To limit the cost the eager near caching, created events are only received for those entries that are created after the client has connected to the Hot Rod servers. Existing cached entries will only be added to the near cache if the user queries them
Some of the downsides of eager near caches could be mitigated by enabling users to add filtering of near cache entries. In other words, the users could potentially in the future provide a filter implementation that defines which keys to fetch eagerly. This filter could be used to enable existing cached entries to be sent back to the client when the client connects to the Hot Rod servers, and could also be used to filter which created events to send back once it's already connected. This feature is not currently planned for inclusion
Being able to keep control the size of near caches is important. Even though not enabled by default, eviction of near caches can be configured by defining the maximum number of elements to keep in the near cache. When eviction is enabled, an LRU LinkedHashMap is used (protected by a ReentrantReadWrite lock to deal with concurrent updates). A better solution based around a BoundedCHMv8 is planned.

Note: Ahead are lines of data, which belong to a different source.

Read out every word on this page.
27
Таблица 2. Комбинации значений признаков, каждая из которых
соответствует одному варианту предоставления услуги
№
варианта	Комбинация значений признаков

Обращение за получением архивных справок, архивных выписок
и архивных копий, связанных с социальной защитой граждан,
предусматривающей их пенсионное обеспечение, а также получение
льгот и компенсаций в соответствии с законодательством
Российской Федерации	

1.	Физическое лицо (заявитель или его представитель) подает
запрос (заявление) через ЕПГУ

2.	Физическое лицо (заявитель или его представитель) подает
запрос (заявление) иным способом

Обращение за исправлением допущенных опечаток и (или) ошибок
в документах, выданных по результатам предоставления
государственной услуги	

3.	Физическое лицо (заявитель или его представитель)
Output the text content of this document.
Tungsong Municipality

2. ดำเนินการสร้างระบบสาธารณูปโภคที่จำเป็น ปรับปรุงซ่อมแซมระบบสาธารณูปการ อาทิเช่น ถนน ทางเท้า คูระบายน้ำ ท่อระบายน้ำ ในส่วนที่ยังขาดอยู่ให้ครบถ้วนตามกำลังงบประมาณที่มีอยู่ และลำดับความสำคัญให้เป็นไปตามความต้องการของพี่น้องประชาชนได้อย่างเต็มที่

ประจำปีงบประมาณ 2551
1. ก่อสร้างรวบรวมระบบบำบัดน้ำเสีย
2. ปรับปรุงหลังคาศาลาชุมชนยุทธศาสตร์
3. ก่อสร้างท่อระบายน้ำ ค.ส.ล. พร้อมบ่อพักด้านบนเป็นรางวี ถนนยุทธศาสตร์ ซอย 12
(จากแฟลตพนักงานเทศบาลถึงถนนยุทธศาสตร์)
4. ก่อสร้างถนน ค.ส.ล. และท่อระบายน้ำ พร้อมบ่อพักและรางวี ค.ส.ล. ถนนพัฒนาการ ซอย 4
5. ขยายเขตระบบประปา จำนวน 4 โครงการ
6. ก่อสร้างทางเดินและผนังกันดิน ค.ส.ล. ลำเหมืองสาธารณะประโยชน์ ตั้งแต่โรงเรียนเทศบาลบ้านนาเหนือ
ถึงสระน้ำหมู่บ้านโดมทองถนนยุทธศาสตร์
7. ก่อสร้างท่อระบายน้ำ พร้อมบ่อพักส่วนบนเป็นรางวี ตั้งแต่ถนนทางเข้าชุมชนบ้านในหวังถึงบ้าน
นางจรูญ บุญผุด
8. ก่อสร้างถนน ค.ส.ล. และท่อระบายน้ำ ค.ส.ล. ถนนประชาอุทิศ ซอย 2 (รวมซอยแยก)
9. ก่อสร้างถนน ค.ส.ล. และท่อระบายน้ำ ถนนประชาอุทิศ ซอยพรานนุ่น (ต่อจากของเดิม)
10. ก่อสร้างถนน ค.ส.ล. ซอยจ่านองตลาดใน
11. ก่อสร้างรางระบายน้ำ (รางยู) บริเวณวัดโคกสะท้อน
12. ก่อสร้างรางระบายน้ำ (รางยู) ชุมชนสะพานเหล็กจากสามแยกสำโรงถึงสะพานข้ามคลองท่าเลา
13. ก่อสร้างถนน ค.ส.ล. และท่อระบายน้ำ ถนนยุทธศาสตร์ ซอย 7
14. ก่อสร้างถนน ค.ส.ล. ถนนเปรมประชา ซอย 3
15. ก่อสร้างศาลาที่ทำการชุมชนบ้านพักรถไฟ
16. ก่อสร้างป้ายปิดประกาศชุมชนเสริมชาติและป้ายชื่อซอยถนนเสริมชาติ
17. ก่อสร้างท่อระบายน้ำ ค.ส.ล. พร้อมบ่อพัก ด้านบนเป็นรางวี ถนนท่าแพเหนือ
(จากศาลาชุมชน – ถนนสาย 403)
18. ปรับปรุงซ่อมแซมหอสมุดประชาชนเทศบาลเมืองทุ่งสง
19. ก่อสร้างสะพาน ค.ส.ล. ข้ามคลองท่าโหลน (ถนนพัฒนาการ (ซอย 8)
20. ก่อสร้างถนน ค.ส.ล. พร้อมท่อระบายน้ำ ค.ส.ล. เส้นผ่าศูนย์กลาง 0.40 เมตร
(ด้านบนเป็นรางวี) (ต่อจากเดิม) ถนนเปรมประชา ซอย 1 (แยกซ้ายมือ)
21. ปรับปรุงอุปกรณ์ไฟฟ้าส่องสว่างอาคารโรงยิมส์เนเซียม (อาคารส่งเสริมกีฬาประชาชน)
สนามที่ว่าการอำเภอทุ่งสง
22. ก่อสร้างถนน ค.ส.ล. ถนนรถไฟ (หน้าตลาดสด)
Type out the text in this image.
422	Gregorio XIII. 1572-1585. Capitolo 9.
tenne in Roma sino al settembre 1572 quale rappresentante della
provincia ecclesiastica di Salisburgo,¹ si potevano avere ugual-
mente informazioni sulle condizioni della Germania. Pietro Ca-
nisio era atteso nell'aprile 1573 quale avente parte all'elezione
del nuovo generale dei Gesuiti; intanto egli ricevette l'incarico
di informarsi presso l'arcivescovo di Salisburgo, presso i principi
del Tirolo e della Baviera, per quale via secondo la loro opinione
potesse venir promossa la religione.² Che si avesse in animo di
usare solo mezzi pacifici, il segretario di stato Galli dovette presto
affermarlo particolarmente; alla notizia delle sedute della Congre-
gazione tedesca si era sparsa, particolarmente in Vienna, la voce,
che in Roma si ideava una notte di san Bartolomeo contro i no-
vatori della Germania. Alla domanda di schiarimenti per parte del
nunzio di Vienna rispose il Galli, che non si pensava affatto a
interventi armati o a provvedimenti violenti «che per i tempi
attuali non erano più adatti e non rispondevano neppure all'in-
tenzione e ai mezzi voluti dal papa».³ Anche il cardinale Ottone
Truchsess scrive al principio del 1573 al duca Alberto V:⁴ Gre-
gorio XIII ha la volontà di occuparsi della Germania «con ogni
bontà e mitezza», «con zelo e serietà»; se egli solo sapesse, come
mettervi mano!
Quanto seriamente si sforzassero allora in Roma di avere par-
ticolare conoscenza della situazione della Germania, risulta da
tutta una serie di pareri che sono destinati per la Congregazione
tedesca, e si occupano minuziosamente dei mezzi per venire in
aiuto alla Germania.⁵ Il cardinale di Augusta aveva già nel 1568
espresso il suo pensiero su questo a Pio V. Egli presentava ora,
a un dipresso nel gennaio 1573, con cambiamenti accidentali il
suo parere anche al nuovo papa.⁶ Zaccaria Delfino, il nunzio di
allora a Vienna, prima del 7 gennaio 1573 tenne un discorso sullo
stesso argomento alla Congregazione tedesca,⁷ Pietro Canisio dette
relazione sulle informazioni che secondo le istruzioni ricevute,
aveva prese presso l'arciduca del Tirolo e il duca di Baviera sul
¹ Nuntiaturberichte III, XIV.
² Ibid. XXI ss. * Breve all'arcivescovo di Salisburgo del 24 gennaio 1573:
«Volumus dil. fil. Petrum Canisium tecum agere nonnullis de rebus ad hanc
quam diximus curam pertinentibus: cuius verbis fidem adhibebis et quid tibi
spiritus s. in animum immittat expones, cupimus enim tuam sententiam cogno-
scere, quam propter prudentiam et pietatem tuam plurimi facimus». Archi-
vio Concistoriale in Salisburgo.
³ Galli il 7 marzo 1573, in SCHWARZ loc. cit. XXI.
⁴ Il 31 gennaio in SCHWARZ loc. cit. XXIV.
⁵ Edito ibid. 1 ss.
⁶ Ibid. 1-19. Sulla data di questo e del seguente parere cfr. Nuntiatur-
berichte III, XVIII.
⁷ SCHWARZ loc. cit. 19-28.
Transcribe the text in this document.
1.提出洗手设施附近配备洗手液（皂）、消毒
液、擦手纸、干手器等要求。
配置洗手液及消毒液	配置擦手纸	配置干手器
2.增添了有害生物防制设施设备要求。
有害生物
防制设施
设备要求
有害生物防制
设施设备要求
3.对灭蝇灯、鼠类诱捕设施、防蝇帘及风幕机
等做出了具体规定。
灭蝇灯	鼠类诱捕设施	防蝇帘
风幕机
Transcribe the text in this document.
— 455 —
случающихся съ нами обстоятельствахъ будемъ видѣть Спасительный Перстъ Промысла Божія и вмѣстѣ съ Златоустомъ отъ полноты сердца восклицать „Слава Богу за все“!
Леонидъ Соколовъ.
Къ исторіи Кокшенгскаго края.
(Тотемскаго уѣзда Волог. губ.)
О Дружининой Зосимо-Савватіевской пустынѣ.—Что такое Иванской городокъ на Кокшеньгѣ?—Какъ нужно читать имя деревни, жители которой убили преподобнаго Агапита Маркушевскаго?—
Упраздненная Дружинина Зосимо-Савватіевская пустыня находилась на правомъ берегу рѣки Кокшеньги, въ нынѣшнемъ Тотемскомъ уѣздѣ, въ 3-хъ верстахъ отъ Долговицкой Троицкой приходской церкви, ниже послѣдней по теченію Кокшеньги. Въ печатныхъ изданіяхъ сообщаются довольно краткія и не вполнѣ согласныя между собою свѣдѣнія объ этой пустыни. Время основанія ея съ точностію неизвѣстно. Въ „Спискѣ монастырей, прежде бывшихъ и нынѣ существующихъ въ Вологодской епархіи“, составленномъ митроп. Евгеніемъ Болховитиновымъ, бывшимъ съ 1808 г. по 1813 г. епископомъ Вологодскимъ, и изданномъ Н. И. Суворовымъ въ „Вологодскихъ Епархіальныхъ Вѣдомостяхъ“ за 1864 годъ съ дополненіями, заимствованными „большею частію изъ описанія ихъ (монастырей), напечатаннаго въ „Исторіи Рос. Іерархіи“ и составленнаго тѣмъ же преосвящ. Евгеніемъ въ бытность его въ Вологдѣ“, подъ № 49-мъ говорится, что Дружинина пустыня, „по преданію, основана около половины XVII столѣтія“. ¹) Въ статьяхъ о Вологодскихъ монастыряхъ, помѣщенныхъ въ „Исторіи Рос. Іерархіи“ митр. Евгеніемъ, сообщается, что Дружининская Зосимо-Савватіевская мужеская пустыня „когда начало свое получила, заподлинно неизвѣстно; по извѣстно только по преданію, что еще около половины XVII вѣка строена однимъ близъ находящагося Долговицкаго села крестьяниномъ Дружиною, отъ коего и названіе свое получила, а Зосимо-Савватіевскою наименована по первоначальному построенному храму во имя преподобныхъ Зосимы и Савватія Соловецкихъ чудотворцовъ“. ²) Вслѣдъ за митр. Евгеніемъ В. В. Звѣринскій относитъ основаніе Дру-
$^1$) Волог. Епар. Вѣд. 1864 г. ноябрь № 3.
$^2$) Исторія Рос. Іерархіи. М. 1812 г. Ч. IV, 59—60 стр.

Near caches are implemented using Hot Rod remote events, which underneath use cluster listeners as technology for receiving events across the cluster. A key characteristic of cluster listeners is that within a cluster they are installed in a single node, with the rest of nodes sending events to the this node. So, it's possible for node that runs the near cache backing cluster listener to go down. In such situation, another node takes over running the cluster listener. When such thing happens, a client failover event callback can be defined to be invoked. For near caches, such callback will be implemented and its implementation will consist of clearing the near cache. Clearing is the simplest and most efficient thing to do, since during the failover events might have been missed.